4. ¿Jueces y parte? Resulta injusto que los acuerdos solo se hayan pactado con un actor armado, pero cuando se pide rendir cuentas si se habla de involucrar a todos los actores que directa o indirectamente hubieran participado en el conflicto. Como tampoco se comprende bien cómo alguien que va a ser juzgado participe en las discusiones sobre “los criterios y mecanismos de selección y nombramiento de los Magistrados de Salas y Secciones, los integrantes de la Unidad de Investigación y Acusación y de la Secretaría Ejecutiva”, (p.149), algo que debería ser privativo de la autoridad, del Estado. En diferentes momentos pareciera que al conflicto se le da tratamiento de “guerra civil”, como si 50% de los colombianos estuvieran representados por el gobierno nacional y el otro 50% por las FARC, escenario que es falso, a las FARC se les está otorgando una legitimidad y una representatividad que nunca en la historia han tenido, en el acuerdo no solo se le trata como “alta parte contratante”, sino que se abre la puerta a equiparar sus actuaciones a las de la fuerza pública. Y hay que recordar que la amnistía no aplica para estos últimos, pues no pueden cometer delitos políticos, de allí que los soldados condenados incluso estarían en desventaja.
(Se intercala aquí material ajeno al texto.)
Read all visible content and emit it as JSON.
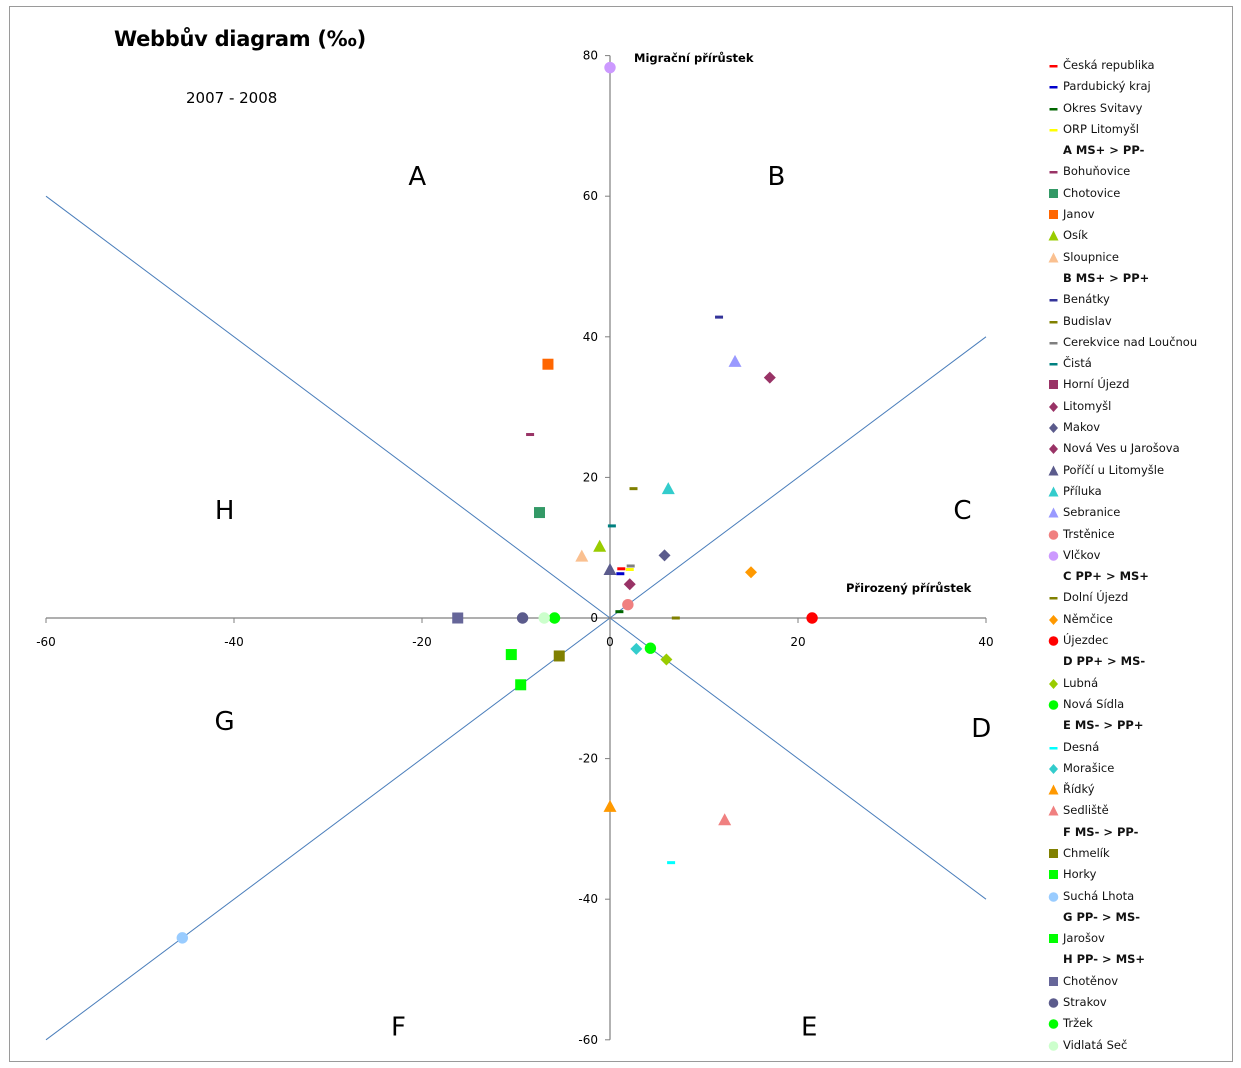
{
  "title": "Webbův diagram (‰)",
  "subtitle": "2007 - 2008",
  "chart_data": {
    "type": "scatter",
    "title": "Webbův diagram (‰)",
    "subtitle": "2007 - 2008",
    "xlabel": "Přirozený přírůstek",
    "ylabel": "Migrační přírůstek",
    "xlim": [
      -60,
      40
    ],
    "ylim": [
      -60,
      80
    ],
    "xticks": [
      "-60",
      "-40",
      "-20",
      "0",
      "20",
      "40"
    ],
    "yticks": [
      "-60",
      "-40",
      "-20",
      "0",
      "20",
      "40",
      "60",
      "80"
    ],
    "grid": false,
    "legend_position": "right",
    "reference_lines": [
      {
        "from": [
          -60,
          60
        ],
        "to": [
          40,
          -40
        ]
      },
      {
        "from": [
          -60,
          -60
        ],
        "to": [
          40,
          40
        ]
      }
    ],
    "region_labels": [
      {
        "text": "A",
        "x": -20.5,
        "y": 63
      },
      {
        "text": "B",
        "x": 17.7,
        "y": 63
      },
      {
        "text": "C",
        "x": 37.5,
        "y": 15.5
      },
      {
        "text": "D",
        "x": 39.5,
        "y": -15.5
      },
      {
        "text": "E",
        "x": 21.2,
        "y": -58
      },
      {
        "text": "F",
        "x": -22.5,
        "y": -58
      },
      {
        "text": "G",
        "x": -41,
        "y": -14.5
      },
      {
        "text": "H",
        "x": -41,
        "y": 15.5
      }
    ],
    "series": [
      {
        "name": "Česká republika",
        "marker": "dash",
        "color": "#ff0000",
        "x": [
          1.2
        ],
        "y": [
          7.0
        ]
      },
      {
        "name": "Pardubický kraj",
        "marker": "dash",
        "color": "#0000cc",
        "x": [
          1.1
        ],
        "y": [
          6.3
        ]
      },
      {
        "name": "Okres Svitavy",
        "marker": "dash",
        "color": "#006600",
        "x": [
          1.0
        ],
        "y": [
          0.9
        ]
      },
      {
        "name": "ORP Litomyšl",
        "marker": "dash",
        "color": "#ffff00",
        "x": [
          2.1
        ],
        "y": [
          6.9
        ]
      },
      {
        "name": "A MS+ > PP-",
        "header": true
      },
      {
        "name": "Bohuňovice",
        "marker": "dash",
        "color": "#993366",
        "x": [
          -8.5
        ],
        "y": [
          26.1
        ]
      },
      {
        "name": "Chotovice",
        "marker": "square",
        "color": "#339966",
        "x": [
          -7.5
        ],
        "y": [
          15.0
        ]
      },
      {
        "name": "Janov",
        "marker": "square",
        "color": "#ff6600",
        "x": [
          -6.6
        ],
        "y": [
          36.1
        ]
      },
      {
        "name": "Osík",
        "marker": "triangle",
        "color": "#99cc00",
        "x": [
          -1.1
        ],
        "y": [
          10.2
        ]
      },
      {
        "name": "Sloupnice",
        "marker": "triangle",
        "color": "#fac090",
        "x": [
          -3.0
        ],
        "y": [
          8.8
        ]
      },
      {
        "name": "B MS+ > PP+",
        "header": true
      },
      {
        "name": "Benátky",
        "marker": "dash",
        "color": "#333399",
        "x": [
          11.6
        ],
        "y": [
          42.8
        ]
      },
      {
        "name": "Budislav",
        "marker": "dash",
        "color": "#808000",
        "x": [
          2.5
        ],
        "y": [
          18.4
        ]
      },
      {
        "name": "Cerekvice nad Loučnou",
        "marker": "dash",
        "color": "#7f7f7f",
        "x": [
          2.2
        ],
        "y": [
          7.4
        ]
      },
      {
        "name": "Čistá",
        "marker": "dash",
        "color": "#008080",
        "x": [
          0.2
        ],
        "y": [
          13.1
        ]
      },
      {
        "name": "Horní Újezd",
        "marker": "square",
        "color": "#993366",
        "x": [],
        "y": []
      },
      {
        "name": "Litomyšl",
        "marker": "diamond",
        "color": "#993366",
        "x": [
          17.0
        ],
        "y": [
          34.2
        ]
      },
      {
        "name": "Makov",
        "marker": "diamond",
        "color": "#5b5b8c",
        "x": [
          5.8
        ],
        "y": [
          8.9
        ]
      },
      {
        "name": "Nová Ves u Jarošova",
        "marker": "diamond",
        "color": "#993366",
        "x": [
          2.1
        ],
        "y": [
          4.8
        ]
      },
      {
        "name": "Poříčí u Litomyšle",
        "marker": "triangle",
        "color": "#5b5b8c",
        "x": [
          0.0
        ],
        "y": [
          6.9
        ]
      },
      {
        "name": "Příluka",
        "marker": "triangle",
        "color": "#33cccc",
        "x": [
          6.2
        ],
        "y": [
          18.4
        ]
      },
      {
        "name": "Sebranice",
        "marker": "triangle",
        "color": "#9999ff",
        "x": [
          13.3
        ],
        "y": [
          36.5
        ]
      },
      {
        "name": "Trstěnice",
        "marker": "circle",
        "color": "#f08080",
        "x": [
          1.9
        ],
        "y": [
          1.9
        ]
      },
      {
        "name": "Vlčkov",
        "marker": "circle",
        "color": "#cc99ff",
        "x": [
          0.0
        ],
        "y": [
          78.3
        ]
      },
      {
        "name": "C PP+ > MS+",
        "header": true
      },
      {
        "name": "Dolní Újezd",
        "marker": "dash",
        "color": "#808000",
        "x": [
          7.0
        ],
        "y": [
          0.0
        ]
      },
      {
        "name": "Němčice",
        "marker": "diamond",
        "color": "#ff9900",
        "x": [
          15.0
        ],
        "y": [
          6.5
        ]
      },
      {
        "name": "Újezdec",
        "marker": "circle",
        "color": "#ff0000",
        "x": [
          21.5
        ],
        "y": [
          0.0
        ]
      },
      {
        "name": "D PP+ > MS-",
        "header": true
      },
      {
        "name": "Lubná",
        "marker": "diamond",
        "color": "#99cc00",
        "x": [
          6.0
        ],
        "y": [
          -5.9
        ]
      },
      {
        "name": "Nová Sídla",
        "marker": "circle",
        "color": "#00ff00",
        "x": [
          4.3
        ],
        "y": [
          -4.3
        ]
      },
      {
        "name": "E MS- > PP+",
        "header": true
      },
      {
        "name": "Desná",
        "marker": "dash",
        "color": "#00ffff",
        "x": [
          6.5
        ],
        "y": [
          -34.8
        ]
      },
      {
        "name": "Morašice",
        "marker": "diamond",
        "color": "#33cccc",
        "x": [
          2.8
        ],
        "y": [
          -4.4
        ]
      },
      {
        "name": "Řídký",
        "marker": "triangle",
        "color": "#ff9900",
        "x": [
          0.0
        ],
        "y": [
          -26.8
        ]
      },
      {
        "name": "Sedliště",
        "marker": "triangle",
        "color": "#f08080",
        "x": [
          12.2
        ],
        "y": [
          -28.7
        ]
      },
      {
        "name": "F MS- > PP-",
        "header": true
      },
      {
        "name": "Chmelík",
        "marker": "square",
        "color": "#808000",
        "x": [
          -5.4
        ],
        "y": [
          -5.4
        ]
      },
      {
        "name": "Horky",
        "marker": "square",
        "color": "#00ff00",
        "x": [
          -10.5
        ],
        "y": [
          -5.2
        ]
      },
      {
        "name": "Suchá Lhota",
        "marker": "circle",
        "color": "#99ccff",
        "x": [
          -45.5
        ],
        "y": [
          -45.5
        ]
      },
      {
        "name": "G PP- > MS-",
        "header": true
      },
      {
        "name": "Jarošov",
        "marker": "square",
        "color": "#00ff00",
        "x": [
          -9.5
        ],
        "y": [
          -9.5
        ]
      },
      {
        "name": "H PP- > MS+",
        "header": true
      },
      {
        "name": "Chotěnov",
        "marker": "square",
        "color": "#666699",
        "x": [
          -16.2
        ],
        "y": [
          0.0
        ]
      },
      {
        "name": "Strakov",
        "marker": "circle",
        "color": "#5b5b8c",
        "x": [
          -9.3
        ],
        "y": [
          0.0
        ]
      },
      {
        "name": "Tržek",
        "marker": "circle",
        "color": "#00ff00",
        "x": [
          -5.9
        ],
        "y": [
          0.0
        ]
      },
      {
        "name": "Vidlatá Seč",
        "marker": "circle",
        "color": "#ccffcc",
        "x": [
          -7.0
        ],
        "y": [
          0.0
        ]
      }
    ]
  }
}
5. Ideología de género: Es importante mencionar que de este punto de víctimas se desprendió la propuesta de incluir al Papa Francisco para que fuera elector de Magistrados, algo que el Vaticano sabiamente rechazó. No obstante, es de resaltar que la propuesta en sí misma no tiene sentido en un Estado secular, y es sospechoso que lo hayan propuesto justo los que más han criticado las intervenciones de la Iglesia, sin embargo esto tiene una explicación desde la estrategia de distracción, pues mientras se jugaba con la figura del Papa con el fin de conseguir votos en un país eminentemente católico, al mismo tiempo en este punto de Víctimas se introdujo la Ideología de género como “deber del Estado”, una ideología que ataca temas de vida, familia, y particularmente la libre educación de los hijos (Ver pág.167). Llama la atención cómo un grupo como las FARC que han atropellado tanto a la mujer, ahora asumen el papel de defensores. ¿Será que también se hablará de las víctimas de abusos sexuales y de aborto?, ¿se darán pronunciamientos sobre las víctimas que tienen en sus propias filas?